El Salvador Celebrates international Workers' Day
On May 1st, 2015, hundreds of thousands filled the streets of San Salvador to celebrate the victories of the working class and voice their demands for justice, equality and self-determination.
As usual, May Day was a festive affair, full of music, banners, chanting and theatrics. Street theater and graffiti artists condemned US imperialism and recent interventions by US Ambassador Mari Carmen Aponte in national affairs; colorful signs denounced Supreme Court destabilization, while others honored the legacy of martyred Archbishop Oscar Romero.
The Salvadoran Social and Union Front headed the march as part of the United Social Movement and Union Coordinating Committee (CUSS) block, followed by several more diverse mass social movement coalitions, radical student organizations from the National University of El Salvador and base committees of the governing leftist Farabundo Martí National Liberation Front (FMLN) party. Marchers set out in front of the Metrocentro mall and amassed at the landmark Salvador del Mundo monument, where President Salvador Sánchez Cerén, Vice President Oscar Ortiz, Labor Minister Sandra Guevara and FMLN Secretary General Medardo González joined social movement leaders onstage before the crowd.

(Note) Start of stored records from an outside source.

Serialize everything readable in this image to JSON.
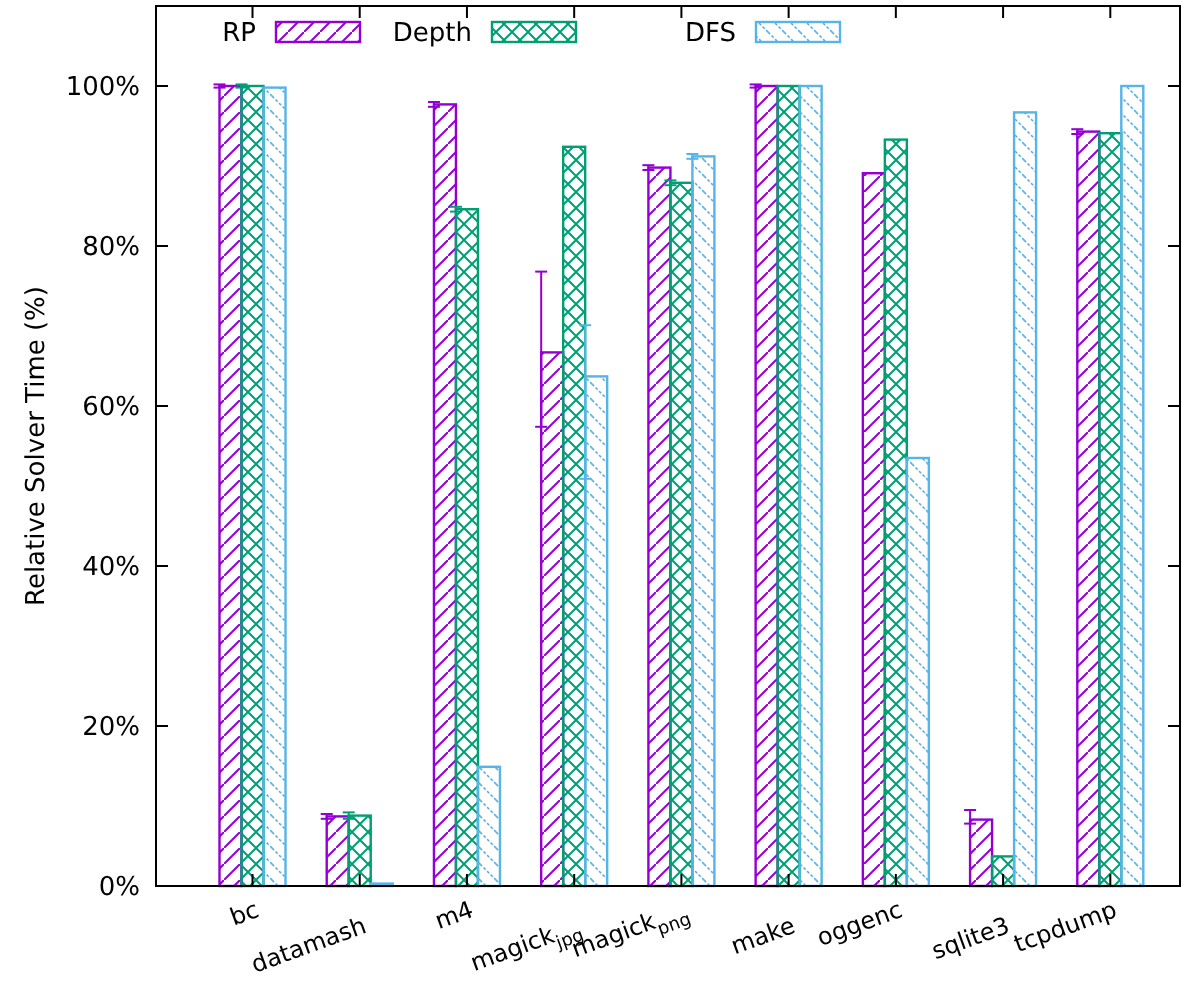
{
  "chart_data": {
    "type": "bar",
    "ylabel": "Relative Solver Time (%)",
    "categories": [
      "bc",
      "datamash",
      "m4",
      "magick$_{jpg}$",
      "magick$_{png}$",
      "make",
      "oggenc",
      "sqlite3",
      "tcpdump"
    ],
    "series": [
      {
        "name": "RP",
        "color": "#9400d3",
        "values": [
          100,
          8.7,
          97.7,
          66.7,
          89.8,
          100,
          89.1,
          8.3,
          94.3
        ],
        "errors": [
          0.2,
          0.3,
          0.3,
          [
            57.4,
            76.8
          ],
          0.3,
          0.2,
          null,
          [
            7.8,
            9.5
          ],
          0.3
        ]
      },
      {
        "name": "Depth",
        "color": "#009e73",
        "values": [
          100,
          8.8,
          84.6,
          92.4,
          87.9,
          100,
          93.3,
          3.7,
          94.1
        ],
        "errors": [
          0.2,
          0.4,
          0.3,
          null,
          0.3,
          null,
          null,
          null,
          null
        ]
      },
      {
        "name": "DFS",
        "color": "#56b4e9",
        "values": [
          99.8,
          0.3,
          14.9,
          63.7,
          91.2,
          100,
          53.5,
          96.7,
          100
        ],
        "errors": [
          null,
          null,
          null,
          [
            50.9,
            70.1
          ],
          0.3,
          null,
          null,
          null,
          null
        ]
      }
    ],
    "ylim": [
      0,
      110
    ],
    "yticks": [
      {
        "value": 0,
        "label": "0%"
      },
      {
        "value": 20,
        "label": "20%"
      },
      {
        "value": 40,
        "label": "40%"
      },
      {
        "value": 60,
        "label": "60%"
      },
      {
        "value": 80,
        "label": "80%"
      },
      {
        "value": 100,
        "label": "100%"
      }
    ],
    "legend": "top left",
    "grid": false
  }
}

Union leader Roberto Gutierrez delivered the collective platform put forward by the march organizers to the President, and read the demands to the thousands gathered. These included the respect for labor rights and dignified working conditions, expanding popular government social programs, guaranteeing the human rights to food and water and enacting a progressive fiscal reform. He also spoke out against the Attorney General’s complicity in acts of corruption by ex-officials, the interventionist actions of the “Fantastic Four” Supreme Court magistrates and warned against regional militarization threats in the US-backed Alliance for Prosperity.
“I want to commit myself to the working class; this proposal will be the foundation for discussions to reach agreements with the labor sector,” said Sánchez Cerén upon receiving the demands.